Laut Arbeitgeberverband LGAD setzt sich der Groß- und Außenhandel aus über 70 unterschiedlichen Branchen und verschiedenen Betriebsgrößen zusammen. "Die Betroffenheit ist daher so unterschiedlich, wie die einzelnen Branchen selbst unterschiedlich sind", sagt Verbandssprecherin Elena Hary.

Für die Unternehmen hält sich den Aussagen nach der finanzielle Schaden offenbar in Grenzen. So bemisst Edeka laut Sprecherin Stefanie Schmitt die entstandenen Kosten durch die Streiks auf einen "niedrigen zweistelligen Millionenbetrag". Die Streikaktivitäten hätten Edeka im vergangenen Jahr etwa 1,5 Prozent Umsatz gekostet. Auch der Warenfluss sei seit einiger Zeit wieder stabil und die Versorgung der Märkte in Unterfranken damit voll gewährleistet.
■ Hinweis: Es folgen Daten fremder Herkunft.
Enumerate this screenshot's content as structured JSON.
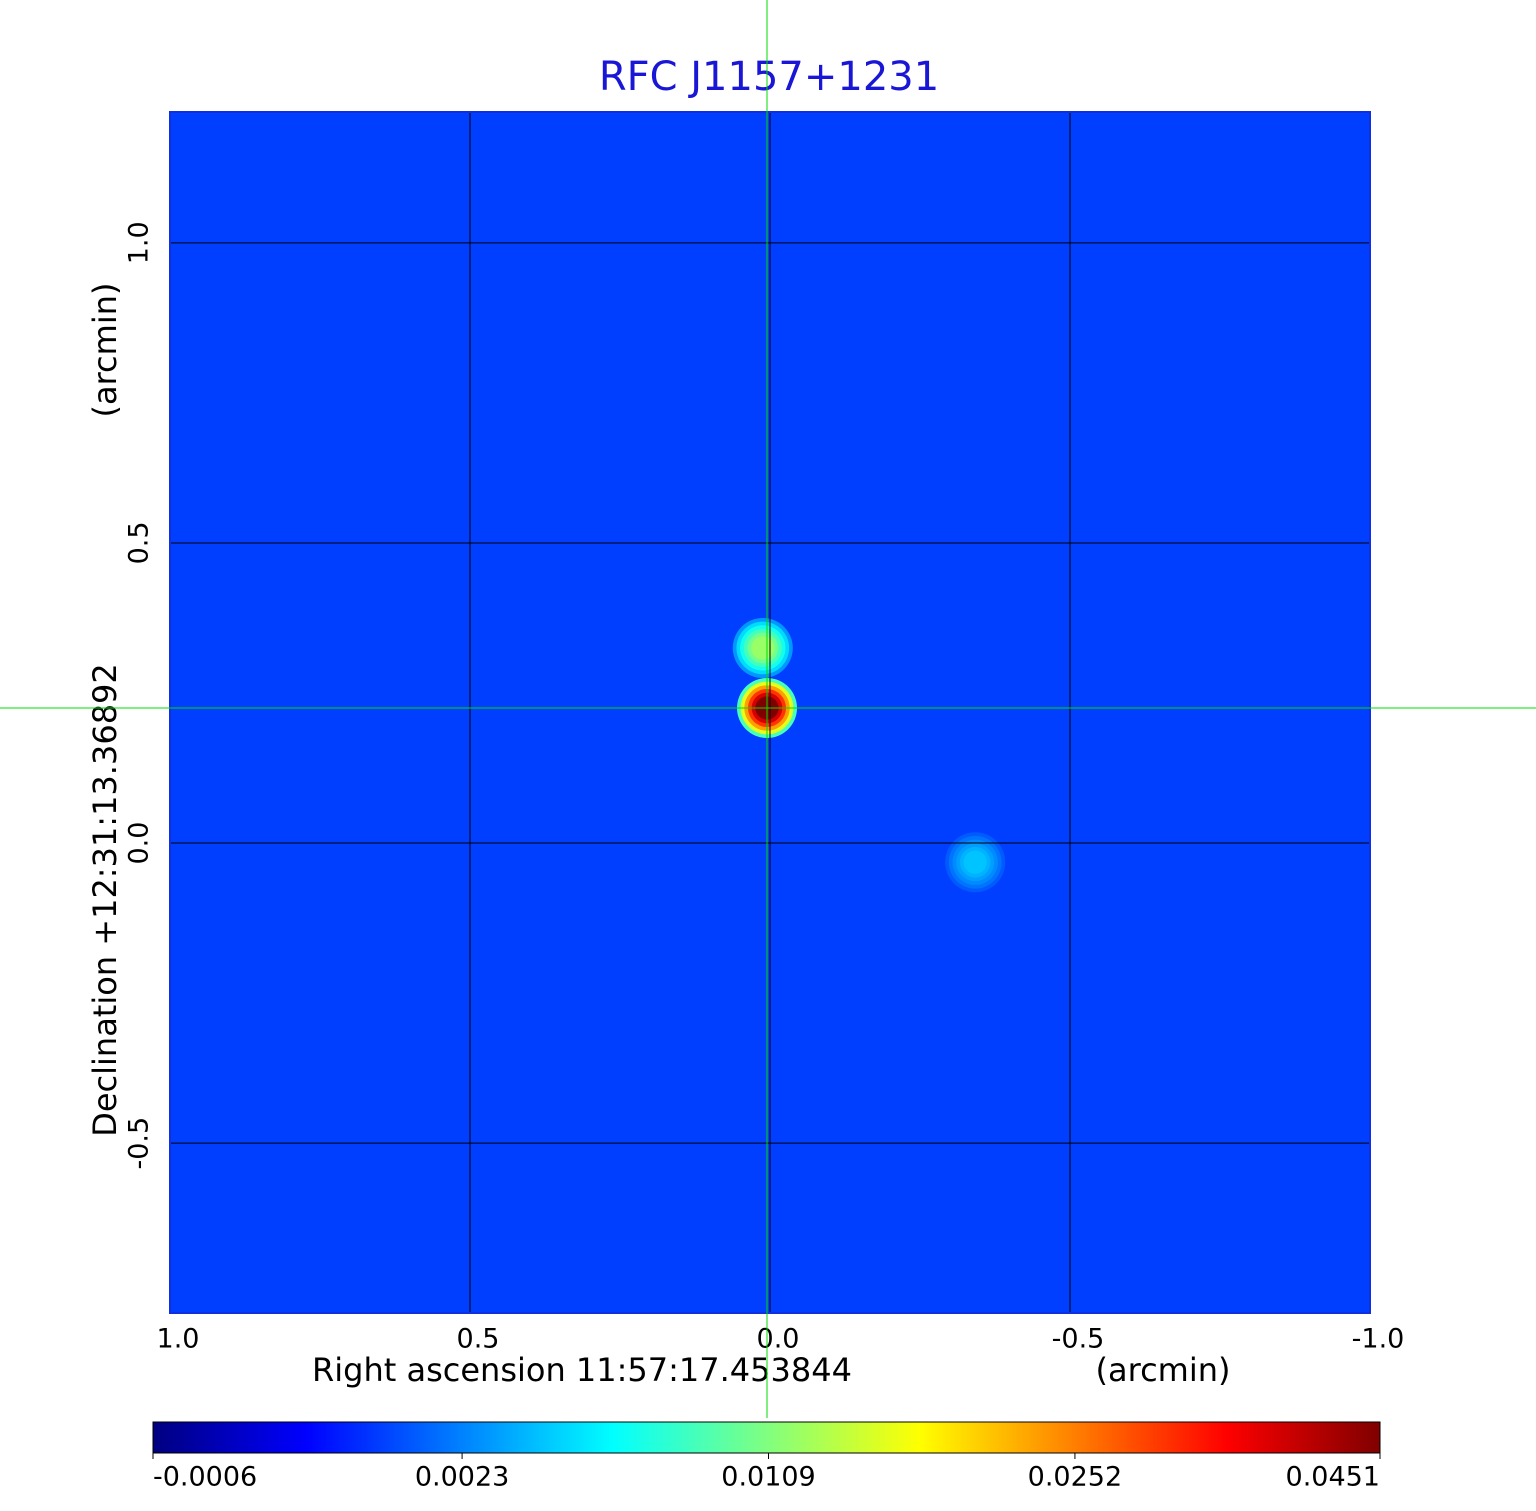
{
  "chart_data": {
    "type": "heatmap",
    "title": "RFC J1157+1231",
    "xlabel": "Right ascension  11:57:17.453844",
    "xunit": "(arcmin)",
    "ylabel": "Declination  +12:31:13.36892",
    "yunit": "(arcmin)",
    "xlim": [
      1.0,
      -1.0
    ],
    "ylim": [
      -0.783,
      1.218
    ],
    "xticks": [
      {
        "value": 1.0,
        "label": "1.0"
      },
      {
        "value": 0.5,
        "label": "0.5"
      },
      {
        "value": 0.0,
        "label": "0.0"
      },
      {
        "value": -0.5,
        "label": "-0.5"
      },
      {
        "value": -1.0,
        "label": "-1.0"
      }
    ],
    "yticks": [
      {
        "value": -0.5,
        "label": "-0.5"
      },
      {
        "value": 0.0,
        "label": "0.0"
      },
      {
        "value": 0.5,
        "label": "0.5"
      },
      {
        "value": 1.0,
        "label": "1.0"
      }
    ],
    "grid": true,
    "colormap": "jet",
    "color_scale": "sqrt",
    "clim": [
      -0.0006,
      0.0451
    ],
    "cticks": [
      -0.0006,
      0.0023,
      0.0109,
      0.0252,
      0.0451
    ],
    "background": 0.001,
    "sources": {
      "x": [
        0.005,
        0.012,
        -0.342
      ],
      "y": [
        0.225,
        0.325,
        -0.032
      ],
      "values": [
        0.0451,
        0.012,
        0.004
      ]
    },
    "crosshair": {
      "x": 0.005,
      "y": 0.225,
      "color": "#00dd00"
    }
  }
}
Über ein Jahr Tarifstreit: Wie geht es nun weiter?

Laut LGAD-Sprecherin Elena Hary ist derzeit kein neuer Verhandlungstermin für einen Tarifvertrag im Groß- und Außenhandel in Bayern terminiert. Der Arbeitgeberverband habe deshalb seinen Mitgliedern eine Entlohnungsempfehlung gegeben: "Damit sollen berechtigte Einkommensentwicklungen der Beschäftigten sowie Planungssicherheit für die Unternehmen gewährleistet werden." Die Empfehlung sieht eine rückwirkende Lohnerhöhung von 5,1 Prozent ab Oktober 2023 und 2,9 Prozent ab Mai 2024 vor. Die Umsetzung des Vorschlags ist freiwillig.

Die letzte Arbeitsniederlegung in Unterfranken gab es während des Ostergeschäfts im März. In den Logistikzentren von Kaufland und Edeka in Donnersdorf und Gochsheim plant Verdi jetzt weitere Streiks für die umsatzstarke Zeit um Pfingsten. "Wir stimmen gerade die Termine ab", sagt Gewerkschaftssekretär Peter König.

Im Hamburger Einzelhandel konnten Verdi und die Arbeitgeber bei den Tarifverhandlungen im inzwischen erste Einigungen erzielen. Eine Blaupause für den Tarifstreit in Bayern? "Ob wir das auch im Großhandel übernehmen können, wird sich noch zeigen", meint König, der das Ergebnis aber als positives Signal deutet.